I've loved Astro [0] for my blog [1]. You get a lot for free and you can tinker as much or as little as you like.
It renders to static HTML/CSS (unless you _want_ JS) and it feels lightweight. You can start with a plain unthemed site today and slowly add features/polish when you feel like procrastinating on writing :)
I'm a happy Zola [0] user, which does everything you mentioned except LaTeX.
There are a few themes [1], though I ended up writing my own [2] (which supports MathJax [3] for mathematical notation).
[1]: https://www.getzola.org/themes/
Are you open to do it with Node? I wrote a blog post[0] with a fairly easy setup. If you're using markdown and any markdown processor you should be good to go.
[0] https://www.itzami.com/blog/how-to-build-a-blog-with-nodejs
I'm working on a blog platform with those features, it's in closed alpha right now. Drop me a line if you would like to be an early user, my email is in my profile. You'll keep the service for free now, and even after it goes public in exchange for feedback and bug reporting.
I use my blog (https://codereviewvideos.com/) for a combination of sharing / remembering solutions to weird / interesting technical problems, and for documenting my learning.
Just hit publish.
Most of the time you get absolutely no feedback. Heck, most of the time you get absolutely no views!
But sometimes you will get some feedback. And sometimes that feedback is nasty. So you put that in the bin.
Occassionally someone will contribute a really useful and interesting comment, maybe months after you wrote something (and completely forgot about), which can lead to all sorts of places. I've kept in regular contact with several commenters, and when they share their blogs I go there and comment, too. It's like the olden days of link wheels and what-not, instead of the forced "go comment for back links" the web has become in more recent years.
I blog loads - https://cyclingindoors.co.uk/ is another one, tracking my fitness. It's one of the best things I've ever done.
Seriously, just hit publish!
>But sometimes you will get some feedback. And sometimes that feedback is nasty.
Hopefully I wont be one of these, but why do you use bad AI images as the most prominent piece in your posts ?
I've read one post and its not bad, but the images you use just really put me off. They give the felling of 'cheap'/'low effort', which is not an accurate representation of the text you wrote.
If that is an intentional stylistic choice, you should make it more clear to the reader. Maybe add a tagline to your blog? Adjust the theme? Or maybe add something in the text to make it clear why you made that choice.

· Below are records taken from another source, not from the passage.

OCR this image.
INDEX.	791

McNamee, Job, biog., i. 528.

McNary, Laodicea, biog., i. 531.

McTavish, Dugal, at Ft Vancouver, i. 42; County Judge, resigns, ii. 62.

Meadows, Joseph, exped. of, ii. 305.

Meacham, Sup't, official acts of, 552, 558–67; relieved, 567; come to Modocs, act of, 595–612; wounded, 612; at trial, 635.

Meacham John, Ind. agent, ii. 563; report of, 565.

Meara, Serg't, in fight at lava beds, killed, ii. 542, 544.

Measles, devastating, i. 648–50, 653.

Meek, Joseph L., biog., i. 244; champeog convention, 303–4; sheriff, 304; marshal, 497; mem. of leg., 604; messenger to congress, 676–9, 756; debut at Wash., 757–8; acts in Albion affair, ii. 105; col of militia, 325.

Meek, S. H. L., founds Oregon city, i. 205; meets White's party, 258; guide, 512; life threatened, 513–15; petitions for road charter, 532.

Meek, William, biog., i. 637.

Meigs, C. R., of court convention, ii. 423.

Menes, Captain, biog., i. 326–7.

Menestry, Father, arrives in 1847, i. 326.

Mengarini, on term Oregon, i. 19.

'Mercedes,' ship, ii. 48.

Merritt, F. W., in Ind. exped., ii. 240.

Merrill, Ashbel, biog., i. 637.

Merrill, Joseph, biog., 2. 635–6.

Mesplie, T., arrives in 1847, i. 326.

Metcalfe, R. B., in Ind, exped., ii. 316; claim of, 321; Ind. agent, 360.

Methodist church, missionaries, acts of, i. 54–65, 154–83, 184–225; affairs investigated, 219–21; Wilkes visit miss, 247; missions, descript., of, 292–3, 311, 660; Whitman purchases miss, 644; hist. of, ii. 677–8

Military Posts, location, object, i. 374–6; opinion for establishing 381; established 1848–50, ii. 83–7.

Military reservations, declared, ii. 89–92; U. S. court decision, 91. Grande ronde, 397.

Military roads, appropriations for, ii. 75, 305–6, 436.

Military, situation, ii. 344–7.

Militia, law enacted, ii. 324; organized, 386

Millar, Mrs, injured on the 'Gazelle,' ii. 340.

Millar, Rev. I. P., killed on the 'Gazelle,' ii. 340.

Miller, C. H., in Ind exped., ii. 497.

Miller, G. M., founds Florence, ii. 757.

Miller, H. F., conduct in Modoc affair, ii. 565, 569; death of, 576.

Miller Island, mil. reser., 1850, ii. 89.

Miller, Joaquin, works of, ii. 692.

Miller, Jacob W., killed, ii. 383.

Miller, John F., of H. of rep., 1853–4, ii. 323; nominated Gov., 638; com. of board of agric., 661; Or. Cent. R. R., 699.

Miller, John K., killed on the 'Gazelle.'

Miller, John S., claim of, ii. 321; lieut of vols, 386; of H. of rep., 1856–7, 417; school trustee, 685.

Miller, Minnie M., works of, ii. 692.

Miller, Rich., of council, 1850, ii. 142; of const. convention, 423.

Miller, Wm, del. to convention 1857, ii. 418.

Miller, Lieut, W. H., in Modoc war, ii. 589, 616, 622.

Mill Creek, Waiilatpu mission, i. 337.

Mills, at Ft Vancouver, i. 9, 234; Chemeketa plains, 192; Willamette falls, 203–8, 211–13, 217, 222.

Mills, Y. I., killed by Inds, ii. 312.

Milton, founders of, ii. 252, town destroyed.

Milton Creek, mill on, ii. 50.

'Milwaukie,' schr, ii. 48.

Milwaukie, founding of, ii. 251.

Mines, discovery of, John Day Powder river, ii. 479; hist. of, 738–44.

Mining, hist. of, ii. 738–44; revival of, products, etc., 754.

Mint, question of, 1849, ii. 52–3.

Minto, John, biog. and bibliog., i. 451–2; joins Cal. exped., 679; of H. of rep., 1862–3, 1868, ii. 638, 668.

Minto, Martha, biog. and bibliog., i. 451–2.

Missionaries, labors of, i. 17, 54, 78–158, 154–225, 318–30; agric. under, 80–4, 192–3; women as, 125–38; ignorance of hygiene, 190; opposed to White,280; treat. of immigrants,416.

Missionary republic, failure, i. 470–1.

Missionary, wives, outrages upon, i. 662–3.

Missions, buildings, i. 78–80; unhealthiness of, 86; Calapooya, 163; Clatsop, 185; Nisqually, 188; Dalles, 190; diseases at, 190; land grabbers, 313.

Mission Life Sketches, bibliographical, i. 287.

In a sense using these kind of images is almost like a 'reverse clickbait', where you hide good content behind a really off-putting image and this prevents some from reaching the content you created. Personally, when I see bad AI images I just assume the text will be just a copy and paste from ChatGPT so I generally don't bother reading it.
This is not a rant against AI. I think you could have the same situation using bad stock images, for example.
I’ve been writing a technical blog for over 20 years, and I believe that each blog post helps me think more deeply, examining every source and related code carefully. This process has been incredibly valuable to me, and even in the LLM era of 2024, I still enjoy blogging. Often, the primary user of my blog is myself; I go back to my past entries to help guide further research and exploration.
I once heard a senior developer say, 'I’m not shy to admit that after I finish a blog post, I’m at ease to forget about it—because I know I can always look it up again.